Lo Spazio e l’origine dell’umanità
Da sempre l’uomo, affascinato dalla straordinaria unicità che caratterizza il nostro pianeta e l’intero genere umano, ha cercato di comprendere chi o cosa fosse l’artefice di tutto ciò. Un quesito ancora in attesa di risposta e che ha più volte ispirato la Settima Arte. E che continua a farlo: l’ultima fatica di Ridley Scott infatti è un tentativo di suggerire una possibile spiegazione sull’origine dell’umanità.

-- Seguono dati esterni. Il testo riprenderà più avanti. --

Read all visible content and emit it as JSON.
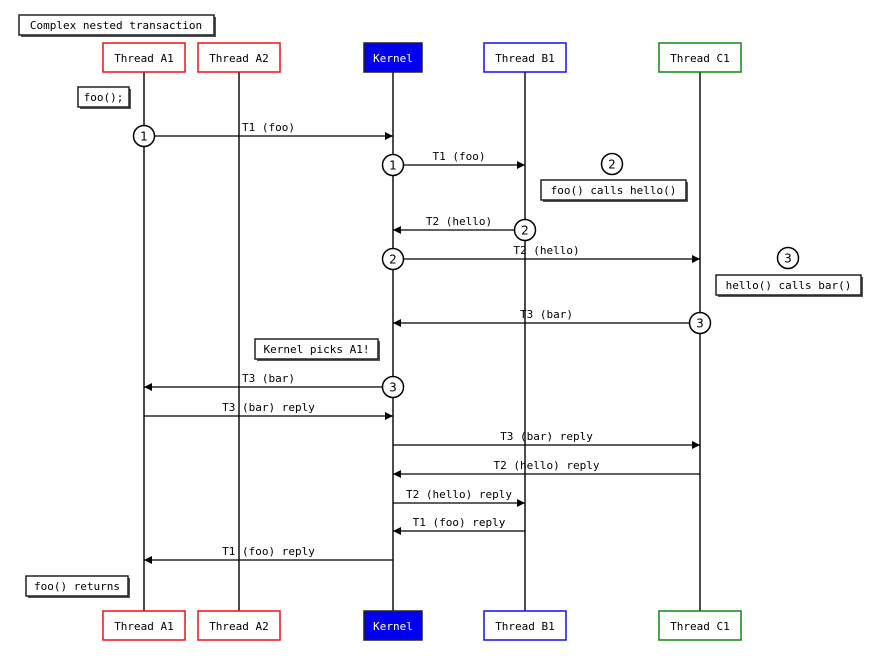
{
  "title": "Complex nested transaction",
  "participants": [
    {
      "id": "A1",
      "label": "Thread A1",
      "border": "#ee1111",
      "fill": "#ffffff",
      "text": "#000000"
    },
    {
      "id": "A2",
      "label": "Thread A2",
      "border": "#ee1111",
      "fill": "#ffffff",
      "text": "#000000"
    },
    {
      "id": "K",
      "label": "Kernel",
      "border": "#222222",
      "fill": "#0000ee",
      "text": "#ffffff"
    },
    {
      "id": "B1",
      "label": "Thread B1",
      "border": "#1111ee",
      "fill": "#ffffff",
      "text": "#000000"
    },
    {
      "id": "C1",
      "label": "Thread C1",
      "border": "#118811",
      "fill": "#ffffff",
      "text": "#000000"
    }
  ],
  "messages": [
    {
      "from": "A1",
      "to": "K",
      "label": "T1 (foo)",
      "marker": "1"
    },
    {
      "from": "K",
      "to": "B1",
      "label": "T1 (foo)",
      "marker": "1"
    },
    {
      "from": "B1",
      "to": "K",
      "label": "T2 (hello)",
      "marker": "2"
    },
    {
      "from": "K",
      "to": "C1",
      "label": "T2 (hello)",
      "marker": "2"
    },
    {
      "from": "C1",
      "to": "K",
      "label": "T3 (bar)",
      "marker": "3"
    },
    {
      "from": "K",
      "to": "A1",
      "label": "T3 (bar)",
      "marker": "3"
    },
    {
      "from": "A1",
      "to": "K",
      "label": "T3 (bar) reply",
      "marker": ""
    },
    {
      "from": "K",
      "to": "C1",
      "label": "T3 (bar) reply",
      "marker": ""
    },
    {
      "from": "C1",
      "to": "K",
      "label": "T2 (hello) reply",
      "marker": ""
    },
    {
      "from": "K",
      "to": "B1",
      "label": "T2 (hello) reply",
      "marker": ""
    },
    {
      "from": "B1",
      "to": "K",
      "label": "T1 (foo) reply",
      "marker": ""
    },
    {
      "from": "K",
      "to": "A1",
      "label": "T1 (foo) reply",
      "marker": ""
    }
  ],
  "notes": [
    {
      "text": "foo();",
      "marker": ""
    },
    {
      "text": "foo() calls hello()",
      "marker": "2"
    },
    {
      "text": "hello() calls bar()",
      "marker": "3"
    },
    {
      "text": "Kernel picks A1!",
      "marker": ""
    },
    {
      "text": "foo() returns",
      "marker": ""
    }
  ]
}
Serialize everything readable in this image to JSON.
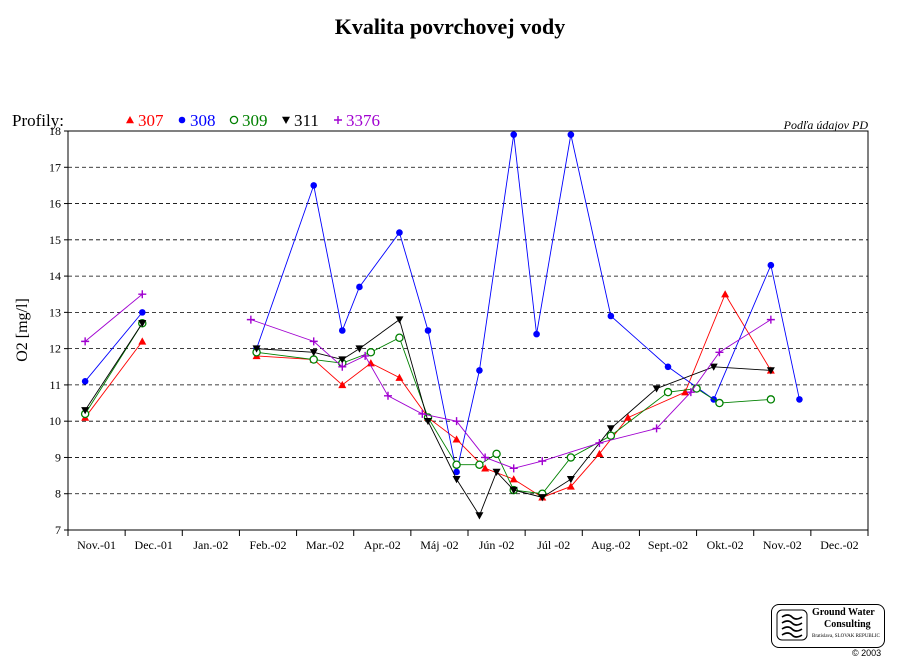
{
  "title": "Kvalita povrchovej vody",
  "source_note": "Podľa údajov PD",
  "legend_prefix": "Profily:",
  "logo": {
    "line1": "Ground Water",
    "line2": "Consulting",
    "line3": "Bratislava, SLOVAK REPUBLIC"
  },
  "copyright": "© 2003",
  "chart_data": {
    "type": "line",
    "ylabel": "O2 [mg/l]",
    "xlabel": "",
    "ylim": [
      7,
      18
    ],
    "yticks": [
      7,
      8,
      9,
      10,
      11,
      12,
      13,
      14,
      15,
      16,
      17,
      18
    ],
    "grid": "horizontal dashed",
    "legend_position": "top-left",
    "x_range": [
      0,
      14
    ],
    "categories": [
      "Nov.-01",
      "Dec.-01",
      "Jan.-02",
      "Feb.-02",
      "Mar.-02",
      "Apr.-02",
      "Máj -02",
      "Jún -02",
      "Júl -02",
      "Aug.-02",
      "Sept.-02",
      "Okt.-02",
      "Nov.-02",
      "Dec.-02"
    ],
    "series": [
      {
        "name": "307",
        "color": "#ff0000",
        "marker": "triangle-up",
        "x": [
          0.3,
          1.3,
          3.3,
          4.3,
          4.8,
          5.3,
          5.8,
          6.3,
          6.8,
          7.3,
          7.8,
          8.3,
          8.8,
          9.3,
          9.8,
          10.8,
          11.5,
          12.3,
          12.8
        ],
        "y": [
          10.1,
          12.2,
          11.8,
          11.7,
          11.0,
          11.6,
          11.2,
          10.1,
          9.5,
          8.7,
          8.4,
          7.9,
          8.2,
          9.1,
          10.1,
          10.8,
          13.5,
          11.4,
          null
        ]
      },
      {
        "name": "308",
        "color": "#0000ff",
        "marker": "circle-filled",
        "x": [
          0.3,
          1.3,
          3.3,
          4.3,
          4.8,
          5.1,
          5.8,
          6.3,
          6.8,
          7.2,
          7.8,
          8.2,
          8.8,
          9.5,
          10.5,
          11.3,
          12.3,
          12.8
        ],
        "y": [
          11.1,
          13.0,
          12.0,
          16.5,
          12.5,
          13.7,
          15.2,
          12.5,
          8.6,
          11.4,
          17.9,
          12.4,
          17.9,
          12.9,
          11.5,
          10.6,
          14.3,
          10.6
        ]
      },
      {
        "name": "309",
        "color": "#008000",
        "marker": "circle-open",
        "x": [
          0.3,
          1.3,
          3.3,
          4.3,
          4.8,
          5.3,
          5.8,
          6.3,
          6.8,
          7.2,
          7.5,
          7.8,
          8.3,
          8.8,
          9.5,
          10.5,
          11.0,
          11.4,
          12.3,
          12.8
        ],
        "y": [
          10.2,
          12.7,
          11.9,
          11.7,
          11.6,
          11.9,
          12.3,
          10.1,
          8.8,
          8.8,
          9.1,
          8.1,
          8.0,
          9.0,
          9.6,
          10.8,
          10.9,
          10.5,
          10.6,
          null
        ]
      },
      {
        "name": "311",
        "color": "#000000",
        "marker": "triangle-down",
        "x": [
          0.3,
          1.3,
          3.3,
          4.3,
          4.8,
          5.1,
          5.8,
          6.3,
          6.8,
          7.2,
          7.5,
          7.8,
          8.3,
          8.8,
          9.5,
          10.3,
          11.3,
          12.3
        ],
        "y": [
          10.3,
          12.7,
          12.0,
          11.9,
          11.7,
          12.0,
          12.8,
          10.0,
          8.4,
          7.4,
          8.6,
          8.1,
          7.9,
          8.4,
          9.8,
          10.9,
          11.5,
          11.4
        ]
      },
      {
        "name": "3376",
        "color": "#a000d0",
        "marker": "plus",
        "x": [
          0.3,
          1.3,
          3.2,
          4.3,
          4.8,
          5.2,
          5.6,
          6.2,
          6.8,
          7.3,
          7.8,
          8.3,
          9.3,
          10.3,
          10.9,
          11.4,
          12.3
        ],
        "y": [
          12.2,
          13.5,
          12.8,
          12.2,
          11.5,
          11.8,
          10.7,
          10.2,
          10.0,
          9.0,
          8.7,
          8.9,
          9.4,
          9.8,
          10.8,
          11.9,
          12.8
        ]
      }
    ]
  }
}
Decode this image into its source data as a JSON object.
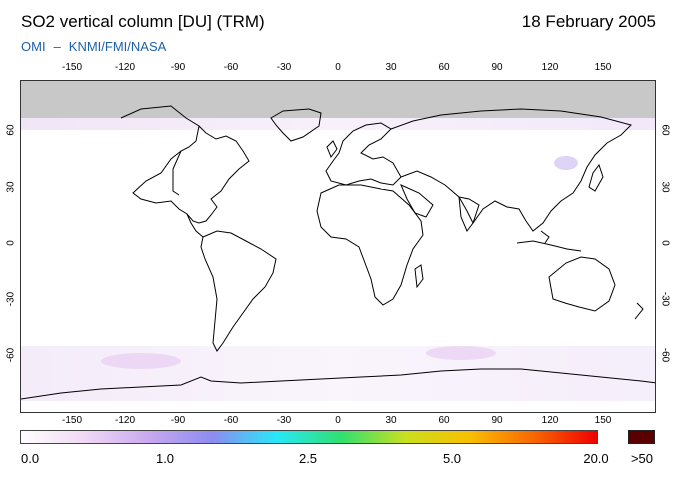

Prometheus, tuttavia, appare come un film che potenzialmente avrebbe potuto essere un vero e proprio capolavoro ma che invece non riesce purtroppo a conquistarne il merito. La causa di questo volo pindarico interrotto a metà non è da imputare alla sapiente regia di Scott bensì alla sceneggiatura che risulta fiacca, a tratti persino quasi singhiozzante. Specialmente nella seconda parte dove assistiamo non solo all’esponenziale moltiplicazione degli efferati omicidi perpetrati dagli alieni ma soprattutto ad un’escalation del livello di violenza e suspance che oltre ad atterrire la platea ottiene pure il non voluto effetto di farla fortemente dubitare sull’effettiva coerenza delle suddette scene rispetto al filo logico del plot. Lo spettatore, complice forse anche il trailer che sottolinea prevalentemente l’aspetto avventuroso della missione nello spazio siderale ma che tralascia quello noir della vicenda (inducendo quindi erroneamente a credere che si tratti di fantascienza), può rimanere perplesso di fronte alla profonda dicotomia di cui sono intrise le due parti del film e che in alcune scene sembrano quasi appartenere a opere del tutto diverse. Insomma, forse uno dei tanti esempi di occasioni cinematografiche sprecate: conclusione alla quale si arriva non senza essere combattuti perché sia l’accattivante idea di imputare la genesi umana ad un’entità extraterreste (che comunque si era già intravista sia in uno dei capitoli di Indiana Jones che nel 2001 di Kubrick) che lo spessore di un personaggio carismatico e sfaccettato come Elizabeth Shaw, che racchiude in sé la volontà di venire a capo dei misteri scientifici pur senza voler rinunciare alla propria fede, meritavano una chance migliore. Così pur non essendo sprovvisto di suggestivi momenti di poesia, come quando il robot David gioca a basket in sella a una bici mentre ascolta musica classica e guarda un film (esempi dell’alta maestria di cui l’uomo è capace), ci fa nostalgicamente rimpiangere opere come Blade Runner o Il gladiatore, in cui il genio del regista era riuscito ad esprimersi più felicemente.